Jamie spoke again. "We also need to be firing from a stationary place, not the plane." She pulled up some satellite pictures of the dam and the surrounding area. "See this bluff here? There's a straight line of sight to the dam from here. Set me down there with the missile launcher, and you guys bring the plane over as bait.”
Mitch shook his head vehemently. "NO. You are not going down there by yourself, I'm going with you. Jackson obviously knows how to work the plane, he can play captain.”
Dariela said, "I should go to. IF-" she emphasized, "anything should happen to Jamie I am the only one who knows how to use the rocket launcher.

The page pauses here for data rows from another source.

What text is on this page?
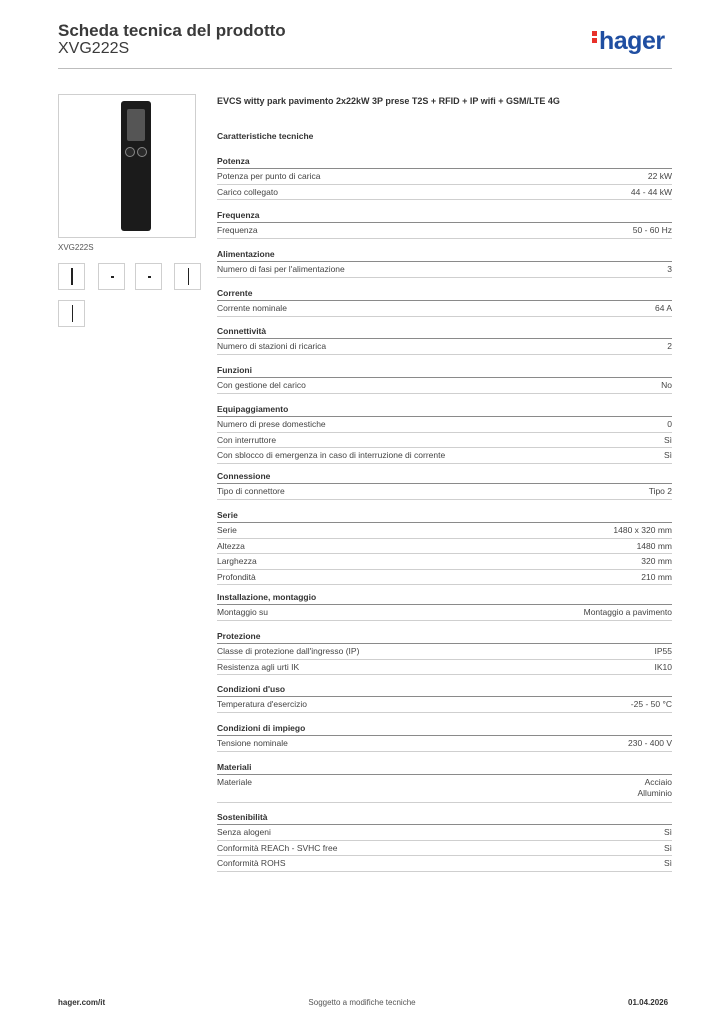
Scheda tecnica del prodotto
XVG222S	hager
XVG222S
EVCS witty park pavimento 2x22kW 3P prese T2S + RFID + IP wifi + GSM/LTE 4G
Caratteristiche tecniche
Potenza
Potenza per punto di carica	22 kW
Carico collegato	44 - 44 kW
Frequenza
Frequenza	50 - 60 Hz
Alimentazione
Numero di fasi per l'alimentazione	3
Corrente
Corrente nominale	64 A
Connettività
Numero di stazioni di ricarica	2
Funzioni
Con gestione del carico	No
Equipaggiamento
Numero di prese domestiche	0
Con interruttore	Sì
Con sblocco di emergenza in caso di interruzione di corrente	Sì
Connessione
Tipo di connettore	Tipo 2
Serie
Serie	1480 x 320 mm
Altezza	1480 mm
Larghezza	320 mm
Profondità	210 mm
Installazione, montaggio
Montaggio su	Montaggio a pavimento
Protezione
Classe di protezione dall'ingresso (IP)	IP55
Resistenza agli urti IK	IK10
Condizioni d'uso
Temperatura d'esercizio	-25 - 50 °C
Condizioni di impiego
Tensione nominale	230 - 400 V
Materiali
Materiale	Acciaio
Alluminio
Sostenibilità
Senza alogeni	Sì
Conformità REACh - SVHC free	Sì
Conformità ROHS	Sì
Soggetto a modifiche tecniche
hager.com/it	01.04.2026
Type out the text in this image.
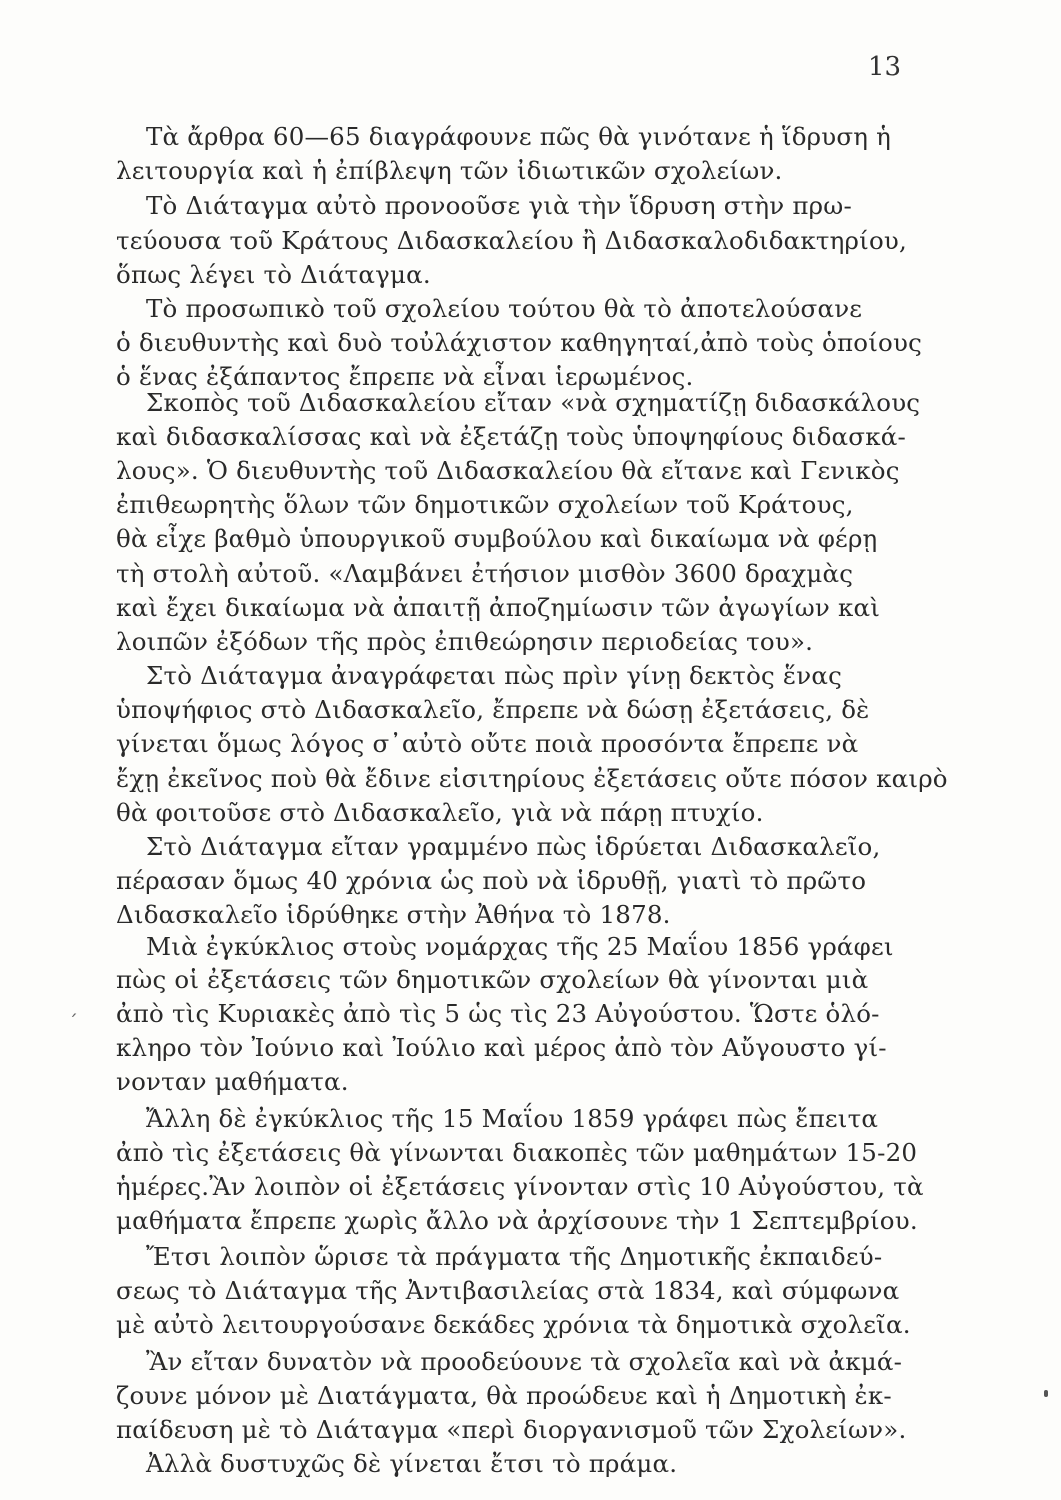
13
´
Τὰ ἄρθρα 60—65 διαγράφουνε πῶς θὰ γινότανε ἡ ἵδρυση ἡ
λειτουργία καὶ ἡ ἐπίβλεψη τῶν ἰδιωτικῶν σχολείων.
Τὸ Διάταγμα αὐτὸ προνοοῦσε γιὰ τὴν ἵδρυση στὴν πρω-
τεύουσα τοῦ Κράτους Διδασκαλείου ἢ Διδασκαλοδιδακτηρίου,
ὅπως λέγει τὸ Διάταγμα.
Τὸ προσωπικὸ τοῦ σχολείου τούτου θὰ τὸ ἀποτελούσανε
ὁ διευθυντὴς καὶ δυὸ τοὐλάχιστον καθηγηταί,ἀπὸ τοὺς ὁποίους
ὁ ἕνας ἐξάπαντος ἔπρεπε νὰ εἶναι ἱερωμένος.
Σκοπὸς τοῦ Διδασκαλείου εἴταν «νὰ σχηματίζῃ διδασκάλους
καὶ διδασκαλίσσας καὶ νὰ ἐξετάζῃ τοὺς ὑποψηφίους διδασκά-
λους». Ὁ διευθυντὴς τοῦ Διδασκαλείου θὰ εἴτανε καὶ Γενικὸς
ἐπιθεωρητὴς ὅλων τῶν δημοτικῶν σχολείων τοῦ Κράτους,
θὰ εἶχε βαθμὸ ὑπουργικοῦ συμβούλου καὶ δικαίωμα νὰ φέρῃ
τὴ στολὴ αὐτοῦ. «Λαμβάνει ἐτήσιον μισθὸν 3600 δραχμὰς
καὶ ἔχει δικαίωμα νὰ ἀπαιτῇ ἀποζημίωσιν τῶν ἀγωγίων καὶ
λοιπῶν ἐξόδων τῆς πρὸς ἐπιθεώρησιν περιοδείας του».
Στὸ Διάταγμα ἀναγράφεται πὼς πρὶν γίνῃ δεκτὸς ἕνας
ὑποψήφιος στὸ Διδασκαλεῖο, ἔπρεπε νὰ δώσῃ ἐξετάσεις, δὲ
γίνεται ὅμως λόγος σ᾽αὐτὸ οὔτε ποιὰ προσόντα ἔπρεπε νὰ
ἔχῃ ἐκεῖνος ποὺ θὰ ἔδινε εἰσιτηρίους ἐξετάσεις οὔτε πόσον καιρὸ
θὰ φοιτοῦσε στὸ Διδασκαλεῖο, γιὰ νὰ πάρῃ πτυχίο.
Στὸ Διάταγμα εἴταν γραμμένο πὼς ἱδρύεται Διδασκαλεῖο,
πέρασαν ὅμως 40 χρόνια ὡς ποὺ νὰ ἱδρυθῇ, γιατὶ τὸ πρῶτο
Διδασκαλεῖο ἱδρύθηκε στὴν Ἀθήνα τὸ 1878.
Μιὰ ἐγκύκλιος στοὺς νομάρχας τῆς 25 Μαΐου 1856 γράφει
πὼς οἱ ἐξετάσεις τῶν δημοτικῶν σχολείων θὰ γίνονται μιὰ
ἀπὸ τὶς Κυριακὲς ἀπὸ τὶς 5 ὡς τὶς 23 Αὐγούστου. Ὥστε ὁλό-
κληρο τὸν Ἰούνιο καὶ Ἰούλιο καὶ μέρος ἀπὸ τὸν Αὔγουστο γί-
νονταν μαθήματα.
Ἄλλη δὲ ἐγκύκλιος τῆς 15 Μαΐου 1859 γράφει πὼς ἔπειτα
ἀπὸ τὶς ἐξετάσεις θὰ γίνωνται διακοπὲς τῶν μαθημάτων 15-20
ἡμέρες.Ἂν λοιπὸν οἱ ἐξετάσεις γίνονταν στὶς 10 Αὐγούστου, τὰ
μαθήματα ἔπρεπε χωρὶς ἄλλο νὰ ἀρχίσουνε τὴν 1 Σεπτεμβρίου.
Ἔτσι λοιπὸν ὥρισε τὰ πράγματα τῆς Δημοτικῆς ἐκπαιδεύ-
σεως τὸ Διάταγμα τῆς Ἀντιβασιλείας στὰ 1834, καὶ σύμφωνα
μὲ αὐτὸ λειτουργούσανε δεκάδες χρόνια τὰ δημοτικὰ σχολεῖα.
Ἂν εἴταν δυνατὸν νὰ προοδεύουνε τὰ σχολεῖα καὶ νὰ ἀκμά-
ζουνε μόνον μὲ Διατάγματα, θὰ προώδευε καὶ ἡ Δημοτικὴ ἐκ-
παίδευση μὲ τὸ Διάταγμα «περὶ διοργανισμοῦ τῶν Σχολείων».
Ἀλλὰ δυστυχῶς δὲ γίνεται ἔτσι τὸ πράμα.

Jamie, Mitch and Dariela perched on a high bluff, some distance from the dam itself, watching the plane as it flew overhead. They could see Jackson and Abe standing on the opened ramp at the rear as they passed. The dragon flew up from the foggy depths of the river and blew a jet of fire at the retreating plane, as it hovered just below the lip of the dam. Jamie pulled the trigger on the launcher, firing a missile that caught the dragon in its long sinuous neck. It screamed in pain and thrashed as the missile bored its way through the flesh and out the other side, drilling into the dam behind it with a horrendous screech, quivering for a scant second before it exploded through the concrete. "Oh, shit," Jamie breathed as the dam slowly, slowly, began to crack, water pouring out of the fissure, spilling concrete and debris down on to the dragon who was flying awkwardly as blood streamed from the open hole in its scaly neck. It screamed again and tried to haltingly fly away from the dam but suddenly the levee split wide, the entirety of the reservoir pouring over the crumbling lip of the ruined dam, the giant water snake slithered out, landing on the back of the dragon and instantly wrapping itself around the flying beast and they both plummeted downward, two behemoths locked in tooth and claw battle.
Everyone stared open-mouthed as the two hybrids, carried on a wave of water as the dam finally completely broke, washed downstream, writhing and screeching amongst the debris and boulders from the shattered dam.